3. I'm quite candid.
More than a few people have told me i'm naive. That happens whenever i open up or be honest or ask honest questions. These people also cringe when they read my book or my blog. They would whatsapp me and comment something like, "I can't believe you are very open. You should not tell people some of the things you wrote."

 Then i ask,"why?" 

They said,"it's embarrassing."

I asked again, "why it's embarrassing?"

They said,"well, then people will know. Your mistakes, your stupidity, or when you let people know how some things hurt you. gengsi dong!"

I guess. That's just it. I don't have it. Or maybe i don't make my pride a big deal. I rarely find any use of it. 

I am not affraid to show my weaknesses, because i don't like to mislead people. I am what i am. I made so many mistakes, i also did things that i really regret. My life is what it is. It is happy, and then sad, and then there are dissapointments, hurt, and proud moments, warmth, joy, and then numb, panic attack, and so on. Just like everyone else's lives. Why should that be embarrassing?

I am not perfect, and i think that's-in Gogirl! Languange-flawsome!

Tuesday, 15 September 2015

#latepost

Sometimes, even in morning time i feel like it's already mid day. 

i feel like i need a quiet time, some alone time, as if i've been having a busy day. 
But the truth is, i've been having a very busy mind.
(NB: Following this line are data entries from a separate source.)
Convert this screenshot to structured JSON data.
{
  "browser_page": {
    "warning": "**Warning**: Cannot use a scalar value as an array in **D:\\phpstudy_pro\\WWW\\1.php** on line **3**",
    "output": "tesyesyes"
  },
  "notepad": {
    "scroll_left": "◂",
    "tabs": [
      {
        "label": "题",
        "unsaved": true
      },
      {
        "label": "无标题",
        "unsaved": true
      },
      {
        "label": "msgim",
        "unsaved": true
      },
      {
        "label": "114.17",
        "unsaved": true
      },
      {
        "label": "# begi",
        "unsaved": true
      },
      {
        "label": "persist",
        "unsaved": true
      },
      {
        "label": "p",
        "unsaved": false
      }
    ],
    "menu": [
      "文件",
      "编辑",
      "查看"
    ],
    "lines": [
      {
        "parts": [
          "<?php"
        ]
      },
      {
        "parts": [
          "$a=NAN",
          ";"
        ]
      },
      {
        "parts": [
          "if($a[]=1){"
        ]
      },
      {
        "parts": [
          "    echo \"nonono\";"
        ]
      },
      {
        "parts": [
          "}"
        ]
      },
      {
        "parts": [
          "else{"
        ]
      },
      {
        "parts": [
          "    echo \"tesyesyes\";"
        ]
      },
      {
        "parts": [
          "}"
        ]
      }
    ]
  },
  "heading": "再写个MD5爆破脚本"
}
From the moment i gain consciousness my head is busy. With words. With reminders. With worries. With plans. With guilt. With promises. With chores. With lists.

It's like i'm working on autopilot. Then when it's quiet, like now, in the car, otw to work. I feel tired. My mind wander to the smell of coffee. Like it's 4 in the afternoon. When actually my day has not even started yet. 

Then i saw this post by mommies daily about a reminder to slow down. Posted in a poem, supposedly written in a child point of view. And i think, "jeez, thanks a lot, like i need another thing to feel guilty about."

People are just insensitive sometimes. Or maybe i'm just touchy. I'm exhausted and fighting every nudge towards depression. 

I'm doing my best. In ways that i know and don't know. I'm constantly learning. But being a mother of 3 is hard. I feel like i need support from other moms. Not posts that make me feel even guiltier than i already do. 

Okay, it's time to unfollow mommies daily. Sorry Hani.